É lá que vamos encontrar o Adoindo Poça.

 

Mapa Google + foto - Adoindo Poça.png

 

Nos tempos de estudante, em Chaves, que escolas frequentou?

Frequentei a Escola Primária do Caneiro e a antiga Escola Comercial.

 

Em que ano e por que motivo saiu de Chaves?

Saí em 1979, em busca de melhores condições de vida.

 

Em que locais já viveu ou trabalhou?

Em Chaves e no Canadá.

 

Diga-nos duas recordações dos tempos passados em Chaves:

As idas às verbenas, no jardim público, e as caminhadas durante a noite para o São Caetano.

 

Proponha duas sugestões para um turista de visita a Chaves:

Provar os Pastéis de Chaves e toda a nossa gastronomia, visitar as Caldas e o Castelo.

 

Estando longe de Chaves, do que é que sente mais saudades?

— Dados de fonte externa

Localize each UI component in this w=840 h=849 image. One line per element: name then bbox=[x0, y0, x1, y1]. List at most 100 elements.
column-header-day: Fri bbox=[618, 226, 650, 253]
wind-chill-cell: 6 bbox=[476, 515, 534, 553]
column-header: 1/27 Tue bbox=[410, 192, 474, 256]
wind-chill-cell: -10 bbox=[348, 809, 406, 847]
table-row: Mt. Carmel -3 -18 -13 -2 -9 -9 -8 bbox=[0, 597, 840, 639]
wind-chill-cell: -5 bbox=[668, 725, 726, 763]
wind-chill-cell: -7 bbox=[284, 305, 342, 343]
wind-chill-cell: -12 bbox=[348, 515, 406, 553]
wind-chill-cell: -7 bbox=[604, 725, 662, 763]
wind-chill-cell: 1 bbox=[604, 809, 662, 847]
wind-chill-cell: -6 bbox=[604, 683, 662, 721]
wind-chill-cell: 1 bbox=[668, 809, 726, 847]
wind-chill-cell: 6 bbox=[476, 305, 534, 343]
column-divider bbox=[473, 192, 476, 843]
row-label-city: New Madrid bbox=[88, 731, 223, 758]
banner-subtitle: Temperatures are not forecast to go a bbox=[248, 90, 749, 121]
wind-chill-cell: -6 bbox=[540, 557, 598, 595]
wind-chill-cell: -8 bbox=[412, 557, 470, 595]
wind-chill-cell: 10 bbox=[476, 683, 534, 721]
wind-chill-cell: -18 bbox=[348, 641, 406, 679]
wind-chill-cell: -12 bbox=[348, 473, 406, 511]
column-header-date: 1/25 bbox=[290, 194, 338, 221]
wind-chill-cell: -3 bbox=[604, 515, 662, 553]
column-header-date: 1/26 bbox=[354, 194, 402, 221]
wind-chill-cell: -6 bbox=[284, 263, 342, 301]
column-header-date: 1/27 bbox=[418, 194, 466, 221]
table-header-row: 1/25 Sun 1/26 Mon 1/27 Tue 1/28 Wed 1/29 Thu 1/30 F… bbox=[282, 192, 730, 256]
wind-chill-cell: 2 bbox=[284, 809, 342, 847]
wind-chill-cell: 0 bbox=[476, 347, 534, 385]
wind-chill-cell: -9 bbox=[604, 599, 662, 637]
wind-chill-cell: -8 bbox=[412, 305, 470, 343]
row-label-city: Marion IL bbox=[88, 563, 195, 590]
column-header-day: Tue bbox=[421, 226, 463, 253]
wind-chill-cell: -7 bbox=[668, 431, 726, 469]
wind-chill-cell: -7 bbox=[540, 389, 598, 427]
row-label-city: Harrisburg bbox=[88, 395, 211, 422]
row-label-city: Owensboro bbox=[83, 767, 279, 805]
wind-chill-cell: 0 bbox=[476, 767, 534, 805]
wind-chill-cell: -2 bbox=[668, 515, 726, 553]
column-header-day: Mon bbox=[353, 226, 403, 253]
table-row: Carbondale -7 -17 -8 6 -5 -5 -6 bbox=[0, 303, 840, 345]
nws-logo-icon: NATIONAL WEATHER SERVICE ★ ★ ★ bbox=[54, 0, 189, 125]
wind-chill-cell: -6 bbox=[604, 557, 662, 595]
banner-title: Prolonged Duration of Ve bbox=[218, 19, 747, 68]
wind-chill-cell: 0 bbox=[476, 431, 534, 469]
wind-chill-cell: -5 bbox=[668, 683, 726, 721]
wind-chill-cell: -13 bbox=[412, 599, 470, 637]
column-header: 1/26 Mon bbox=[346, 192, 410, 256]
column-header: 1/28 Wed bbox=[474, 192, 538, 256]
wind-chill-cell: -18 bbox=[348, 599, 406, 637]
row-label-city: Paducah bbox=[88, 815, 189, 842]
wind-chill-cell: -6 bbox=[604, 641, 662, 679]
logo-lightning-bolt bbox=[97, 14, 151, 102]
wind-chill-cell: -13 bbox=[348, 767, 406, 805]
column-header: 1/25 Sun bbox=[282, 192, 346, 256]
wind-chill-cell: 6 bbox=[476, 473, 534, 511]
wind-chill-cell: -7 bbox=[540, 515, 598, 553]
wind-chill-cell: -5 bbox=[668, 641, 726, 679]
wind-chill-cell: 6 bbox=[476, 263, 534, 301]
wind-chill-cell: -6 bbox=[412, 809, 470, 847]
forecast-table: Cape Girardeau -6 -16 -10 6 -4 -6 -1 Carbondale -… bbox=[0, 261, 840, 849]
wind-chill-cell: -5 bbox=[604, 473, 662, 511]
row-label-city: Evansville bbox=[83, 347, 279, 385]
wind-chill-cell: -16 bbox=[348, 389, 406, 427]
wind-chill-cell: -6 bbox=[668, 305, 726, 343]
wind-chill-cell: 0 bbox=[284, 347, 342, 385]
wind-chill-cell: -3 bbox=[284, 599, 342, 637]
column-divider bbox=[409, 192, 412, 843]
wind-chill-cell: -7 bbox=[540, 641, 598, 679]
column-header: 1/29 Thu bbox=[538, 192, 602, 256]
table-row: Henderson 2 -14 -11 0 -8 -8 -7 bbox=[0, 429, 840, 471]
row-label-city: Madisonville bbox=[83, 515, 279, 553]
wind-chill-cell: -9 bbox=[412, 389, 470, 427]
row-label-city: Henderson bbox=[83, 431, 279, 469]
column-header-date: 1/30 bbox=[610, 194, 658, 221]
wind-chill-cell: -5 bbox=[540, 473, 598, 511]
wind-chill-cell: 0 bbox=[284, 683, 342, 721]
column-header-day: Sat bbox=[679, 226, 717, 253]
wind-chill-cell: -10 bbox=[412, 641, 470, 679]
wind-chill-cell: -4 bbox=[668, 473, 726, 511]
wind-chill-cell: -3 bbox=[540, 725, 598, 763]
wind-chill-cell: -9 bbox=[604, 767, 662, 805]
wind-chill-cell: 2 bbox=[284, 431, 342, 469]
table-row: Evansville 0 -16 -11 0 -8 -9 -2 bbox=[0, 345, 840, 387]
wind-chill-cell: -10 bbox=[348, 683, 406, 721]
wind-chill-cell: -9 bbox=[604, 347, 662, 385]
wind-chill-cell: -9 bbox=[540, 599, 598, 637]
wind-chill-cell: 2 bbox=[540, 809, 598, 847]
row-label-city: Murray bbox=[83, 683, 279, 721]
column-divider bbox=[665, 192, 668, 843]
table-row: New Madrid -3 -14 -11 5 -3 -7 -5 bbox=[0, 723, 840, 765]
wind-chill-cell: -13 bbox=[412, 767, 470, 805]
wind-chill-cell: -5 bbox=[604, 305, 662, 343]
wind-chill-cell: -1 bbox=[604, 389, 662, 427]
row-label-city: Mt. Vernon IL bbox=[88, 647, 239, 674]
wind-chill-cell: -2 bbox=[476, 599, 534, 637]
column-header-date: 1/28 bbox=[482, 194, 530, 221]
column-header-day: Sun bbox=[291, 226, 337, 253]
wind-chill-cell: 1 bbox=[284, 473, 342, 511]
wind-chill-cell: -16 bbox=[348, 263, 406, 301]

Saudades do tempo de criança, quando todos se conheciam e as portas de casa ficavam abertas, pois todos confiavam uns nos outros.

 

Com que frequência regressa a Chaves?

Ultimamente, todos os anos.

 

Gostaria de voltar para Chaves para viver?

Sim, gostaria, mas não é possível, pois não existem os cuidados médicos que na minha idade são precisos.

 

 

 

O espaço “Flavienses por outras terras” é feito por todos aqueles que um dia deixaram a sua cidade para prosseguir vida noutras terras, mas que não esqueceram as suas raízes.